Cécile Kohler and Jacques Paris have undergone inhuman detention in Iran since their arbitrary arrest in 2022. Their relatives denounce “destructive” conditions and growing despair.
For the past three years, two French citizens have grown in Iranian jails, victims of expeditious justice and prison conditions qualified as torture. Cécile Kohler, 40 -year -old teacher, and her companion Jacques Paris, septuagenarian, were arrested in May 2022 at the end of a tourist stay. Since then, they have been locked in the infamous section 209 of Evin prison, reserved for political prisoners.

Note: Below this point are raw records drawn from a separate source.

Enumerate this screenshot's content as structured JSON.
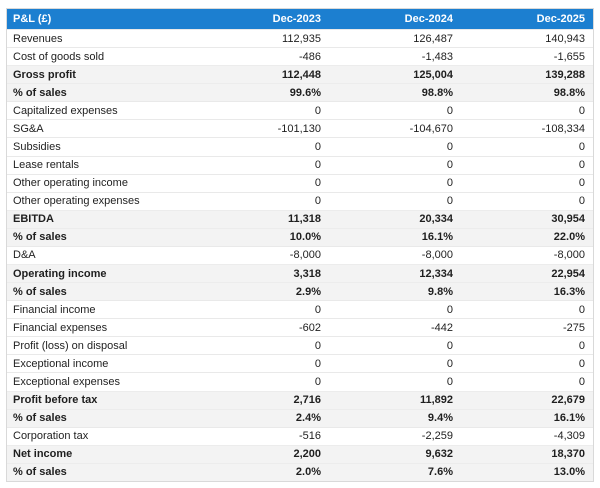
{
  "colors": {
    "header_bg": "#1c7fd0",
    "header_text": "#ffffff",
    "highlight_row_bg": "#f3f3f3",
    "body_text": "#1f1f1f"
  },
  "table": {
    "title": "P&L (£)",
    "columns": [
      "Dec-2023",
      "Dec-2024",
      "Dec-2025"
    ],
    "rows": [
      {
        "label": "Revenues",
        "values": [
          "112,935",
          "126,487",
          "140,943"
        ]
      },
      {
        "label": "Cost of goods sold",
        "values": [
          "-486",
          "-1,483",
          "-1,655"
        ]
      },
      {
        "label": "Gross profit",
        "values": [
          "112,448",
          "125,004",
          "139,288"
        ]
      },
      {
        "label": "% of sales",
        "values": [
          "99.6%",
          "98.8%",
          "98.8%"
        ]
      },
      {
        "label": "Capitalized expenses",
        "values": [
          "0",
          "0",
          "0"
        ]
      },
      {
        "label": "SG&A",
        "values": [
          "-101,130",
          "-104,670",
          "-108,334"
        ]
      },
      {
        "label": "Subsidies",
        "values": [
          "0",
          "0",
          "0"
        ]
      },
      {
        "label": "Lease rentals",
        "values": [
          "0",
          "0",
          "0"
        ]
      },
      {
        "label": "Other operating income",
        "values": [
          "0",
          "0",
          "0"
        ]
      },
      {
        "label": "Other operating expenses",
        "values": [
          "0",
          "0",
          "0"
        ]
      },
      {
        "label": "EBITDA",
        "values": [
          "11,318",
          "20,334",
          "30,954"
        ]
      },
      {
        "label": "% of sales",
        "values": [
          "10.0%",
          "16.1%",
          "22.0%"
        ]
      },
      {
        "label": "D&A",
        "values": [
          "-8,000",
          "-8,000",
          "-8,000"
        ]
      },
      {
        "label": "Operating income",
        "values": [
          "3,318",
          "12,334",
          "22,954"
        ]
      },
      {
        "label": "% of sales",
        "values": [
          "2.9%",
          "9.8%",
          "16.3%"
        ]
      },
      {
        "label": "Financial income",
        "values": [
          "0",
          "0",
          "0"
        ]
      },
      {
        "label": "Financial expenses",
        "values": [
          "-602",
          "-442",
          "-275"
        ]
      },
      {
        "label": "Profit (loss) on disposal",
        "values": [
          "0",
          "0",
          "0"
        ]
      },
      {
        "label": "Exceptional income",
        "values": [
          "0",
          "0",
          "0"
        ]
      },
      {
        "label": "Exceptional expenses",
        "values": [
          "0",
          "0",
          "0"
        ]
      },
      {
        "label": "Profit before tax",
        "values": [
          "2,716",
          "11,892",
          "22,679"
        ]
      },
      {
        "label": "% of sales",
        "values": [
          "2.4%",
          "9.4%",
          "16.1%"
        ]
      },
      {
        "label": "Corporation tax",
        "values": [
          "-516",
          "-2,259",
          "-4,309"
        ]
      },
      {
        "label": "Net income",
        "values": [
          "2,200",
          "9,632",
          "18,370"
        ]
      },
      {
        "label": "% of sales",
        "values": [
          "2.0%",
          "7.6%",
          "13.0%"
        ]
      }
    ]
  }
}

The Iranian authorities accuse them of espionage, an allegation categorically rejected by France, which considers them as state hostages. Their detention, marked by confessions extorted under constraint and broadcast on national television, is similar to diplomatic blackmail. Their families describe unbearable living conditions: permanent light, prolonged isolation, rare outings and sporadic communications under surveillance.
-Cécile’s sister, Noémie Kohler, testifies to their growing despair. “They lose hope, exhausted by this endless expectation,” she says, evoking the repeated promises of an imminent verdict that never comes. Despite the sporadic releases of other European nationals in recent years, the couple remains prisoner, becoming the longest French detained in Iran.
France has announced its intention to seize international justice to denounce these blatant human rights violations. A symbolic decision, but which will not change their immediate fate. Relations between Paris and Tehran, already execrable, have further degraded with tensions around Iranian nuclear power and crossed arrests.
In the absence of diplomatic progress, families rely on citizen mobilization to maintain pressure. “We have to make noise, it is our only weapon,” insists Noémie Kohler, in contact with former prisoners like Benjamin Brière. Precious solidarity, but which is not enough to appease the anxiety of seeing their loved ones sink a little more every day in the forgetting of Iranian prisons.